To only get a subset of the data, such as id, and first_name, alter the query:
SELECT id, first_name
FROM band_members
WHERE age > 20;
Returns:
| id | first_name |
|---|---|
| 1 | Daniela |
| 3 | Manon |
| 5 | Sophia |
That's cool, but the real power of a relational database is that you can have many tables, and establish relationships between them, to synthesize any sort of dataset that might be useful for a particular situation.
In a real DB, we're gonna have multiple tables that are related to each other:
band_members:
| id | first_name | last_name | age |
|---|---|---|---|
| 1 | Daniela | Avanzini | 21 |
| 2 | Lara | Raj | 19 |
| 3 | Manon | Bannerman | 22 |
| 4 | Megan | Skiendiel | 20 |
| 5 | Sophia | Laforteza | 22 |
| 6 | Yoonchae | Jeung | 17 |
band_member_roles:
| role_id | role_name |
|---|---|
| 1 | Main Dancer |
| 2 | Vocalist |
| 3 | Rapper |
| 4 | Maknae |
role_assignments:
| member_id | role_id |
|---|---|
| 1 | 1 |
| 2 | 2 |
| 3 | 2 |
| 4 | 3 |
| 5 | 2 |
| 6 | 2 |
| 6 | 4 |
The third table there establishes the relationship between each member and their role(s). We use a separate table to allow for "many to many" relationships, where each member could have more than one role.
To make use of those relationships, we need to use a JOIN statement in our query.
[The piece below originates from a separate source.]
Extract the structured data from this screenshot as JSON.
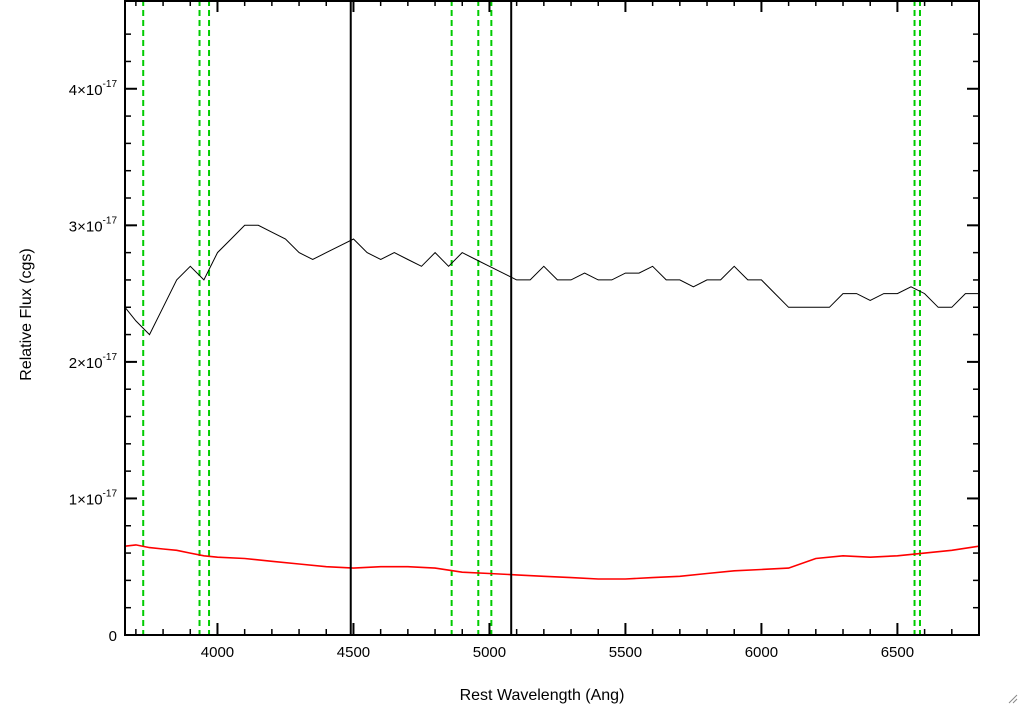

There are a number of different types of joins (that can be expanded on later), but here, we're gonna use INNER JOIN. Within the JOIN, we specify the relationships we want using the ON keyword:
SELECT
band_members.id,
band_members.first_name,
band_member_roles.role_name
FROM band_members
INNER JOIN role_assignments
ON band_members.id = role_assignments.member_id
INNER JOIN band_member_roles
ON role_assignments.role_id = band_member_roles.role_id;
Returns:
| id | first_name | role_name |
|---|---|---|
| 1 | Daniela | Main Dancer |
| 2 | Lara | Vocalist |
| 3 | Manon | Vocalist |
| 4 | Megan | Rapper |
| 5 | Sophia | Vocalist |
| 6 | Yoonchae | Vocalist |
| 6 | Yoonchae | Maknae |
Yoonchae appears twice, because she has two roles. Depending on what you want to do with this data, you could handle that in different ways in your output/report (including just concatenating it to "Vocalist, Maknae")
This might seem overcomplicated, instead of just adding roles, or other items to the member table, but it becomes more important, and powerful, when the data is more complicated.